One of the first issues to be addressed by the new government will likely be electoral reform. Chile’s current electoral system, providing for the election of two representatives in each district, was created before Pinochet left office in order to benefit the Right and exclude the Communists. Most of the undemocratic features of the constitution promulgated by Pinochet in 1980 have been repealed, but it has been more difficult to change the voting system, because incumbents are reluctant to change rules from which they have benefited. It can also be argued that the present system has given Chile political stability, since it has resulted in what amounts to a two-party system.
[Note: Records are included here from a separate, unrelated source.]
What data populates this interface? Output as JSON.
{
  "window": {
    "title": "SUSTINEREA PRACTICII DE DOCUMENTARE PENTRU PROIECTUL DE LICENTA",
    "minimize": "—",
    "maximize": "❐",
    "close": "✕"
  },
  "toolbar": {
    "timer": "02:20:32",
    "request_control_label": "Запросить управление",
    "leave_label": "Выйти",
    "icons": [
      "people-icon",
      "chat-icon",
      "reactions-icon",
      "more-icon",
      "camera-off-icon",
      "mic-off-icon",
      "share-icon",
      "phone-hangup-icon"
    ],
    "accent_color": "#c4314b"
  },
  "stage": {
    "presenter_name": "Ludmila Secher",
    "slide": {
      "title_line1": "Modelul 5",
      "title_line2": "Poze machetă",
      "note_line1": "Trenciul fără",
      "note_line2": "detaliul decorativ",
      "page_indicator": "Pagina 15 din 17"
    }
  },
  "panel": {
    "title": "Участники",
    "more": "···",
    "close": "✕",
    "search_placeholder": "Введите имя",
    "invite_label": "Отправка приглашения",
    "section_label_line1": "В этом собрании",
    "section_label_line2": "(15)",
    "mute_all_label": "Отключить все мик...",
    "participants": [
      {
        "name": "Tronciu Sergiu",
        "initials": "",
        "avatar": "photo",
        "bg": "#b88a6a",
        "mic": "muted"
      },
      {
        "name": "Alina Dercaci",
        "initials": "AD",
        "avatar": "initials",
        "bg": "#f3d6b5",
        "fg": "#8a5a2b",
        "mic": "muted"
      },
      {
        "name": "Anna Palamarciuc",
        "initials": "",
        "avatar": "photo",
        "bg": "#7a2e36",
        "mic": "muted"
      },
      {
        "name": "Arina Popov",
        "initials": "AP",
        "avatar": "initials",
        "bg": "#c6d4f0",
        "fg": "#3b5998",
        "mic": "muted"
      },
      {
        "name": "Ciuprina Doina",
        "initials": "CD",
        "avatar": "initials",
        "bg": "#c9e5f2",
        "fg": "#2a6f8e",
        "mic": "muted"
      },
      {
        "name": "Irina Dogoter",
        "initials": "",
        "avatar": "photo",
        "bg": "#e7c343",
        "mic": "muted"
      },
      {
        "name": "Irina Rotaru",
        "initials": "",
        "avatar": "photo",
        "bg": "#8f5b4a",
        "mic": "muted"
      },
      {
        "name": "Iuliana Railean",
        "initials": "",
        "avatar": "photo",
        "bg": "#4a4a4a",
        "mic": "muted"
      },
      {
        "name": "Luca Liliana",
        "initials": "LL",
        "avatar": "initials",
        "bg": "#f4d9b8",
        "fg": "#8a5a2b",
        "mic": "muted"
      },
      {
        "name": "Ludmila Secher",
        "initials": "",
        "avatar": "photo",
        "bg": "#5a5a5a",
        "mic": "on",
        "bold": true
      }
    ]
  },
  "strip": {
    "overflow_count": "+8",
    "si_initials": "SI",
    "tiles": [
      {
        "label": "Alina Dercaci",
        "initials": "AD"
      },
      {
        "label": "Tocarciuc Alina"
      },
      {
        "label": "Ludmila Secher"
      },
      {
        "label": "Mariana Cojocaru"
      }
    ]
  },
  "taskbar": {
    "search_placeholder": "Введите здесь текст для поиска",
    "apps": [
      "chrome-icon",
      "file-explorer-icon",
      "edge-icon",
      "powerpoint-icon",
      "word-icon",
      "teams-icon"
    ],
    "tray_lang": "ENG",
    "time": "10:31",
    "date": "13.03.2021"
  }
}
President-elect Bachelet has promised a program of “continuity and change.” Her government will be committed to the goals of the Left: equality, democracy, and social justice, while recognizing (as some of Chile’s continental neighbors committed to a more populist leftism do not) that insertion into the global economy and encouragement of foreign investment provide the means to finance social legislation. Those who are concerned about the recent success of the Left in Latin America may look to Chile for an example of a center-left government that successfully combines political democracy, economic growth, and social progress: the poverty rate has been reduced from 40 percent in 1990 to 18 percent today. Chile could be a model for Latin America and the developing world.

Paul E. Sigmund is professor of politics emeritus at Princeton University. He has published two books and many articles on Chilean politics.